La pression monte pour Shein, le géant du commerce en ligne. Mardi 17 février, après des mois de demandes d’informations et d’échanges avec l’entreprise chinoise, la Commission européenne a décidé d’ouvrir formellement une enquête pour violations potentielles du règlement sur les services numériques (Digital Services Act, DSA). « Shein n’a pas suffisamment analysé les risques qu’elle fait prendre aux consommateurs », a affirmé un porte-parole de la Commission, lors d’un point presse.
Le régulateur européen va donc investiguer sur plusieurs fronts. Le premier d’entre eux est bien celui de la vente de produits illégaux sur la plateforme en ligne. Les ventes, en France, de poupées pédopornographiques et d’armes de poing font partie des exemples marquants pointés par l’exécutif bruxellois. Les articles non conformes aux normes sanitaires ou de sécurité européenne sont légion un peu partout en Europe et transitent par des plateformes d’e-commerce comme Shein ou Temu. Il peut s’agir de jouets, de vêtements, de bijoux.
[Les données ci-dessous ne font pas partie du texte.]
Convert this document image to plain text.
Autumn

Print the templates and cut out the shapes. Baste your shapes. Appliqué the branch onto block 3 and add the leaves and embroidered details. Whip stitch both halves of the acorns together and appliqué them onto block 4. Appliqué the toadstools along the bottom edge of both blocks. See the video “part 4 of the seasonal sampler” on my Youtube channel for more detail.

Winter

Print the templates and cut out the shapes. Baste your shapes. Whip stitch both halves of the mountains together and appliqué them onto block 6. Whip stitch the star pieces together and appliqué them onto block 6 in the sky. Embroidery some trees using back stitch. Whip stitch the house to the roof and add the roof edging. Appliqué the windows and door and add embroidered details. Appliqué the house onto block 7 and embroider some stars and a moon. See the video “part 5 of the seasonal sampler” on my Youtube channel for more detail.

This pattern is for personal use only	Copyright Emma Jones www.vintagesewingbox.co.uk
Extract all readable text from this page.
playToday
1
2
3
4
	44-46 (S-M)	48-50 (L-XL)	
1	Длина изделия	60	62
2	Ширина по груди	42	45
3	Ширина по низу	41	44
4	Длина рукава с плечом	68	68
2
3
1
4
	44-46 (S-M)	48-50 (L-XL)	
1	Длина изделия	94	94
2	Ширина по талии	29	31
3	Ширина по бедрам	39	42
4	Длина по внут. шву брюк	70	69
En décembre 2025, huit pays européens, dont la France, avaient écrit à la Commission européenne pour lui demander d’agir face à la « concurrence déloyale » et au « risque systémique » que font peser des plateformes comme Shein ou Temu sur les consommateurs. Le message a été entendu par la Commission. En son sein, une source évoque aujourd’hui les « fortes suspicions » à l’encontre de Shein au sujet d’un « risque sous-estimé » par l’entreprise et d’une action trop timorée pour « limiter ces risques » et empêcher, par exemple, la vente de produits illégaux.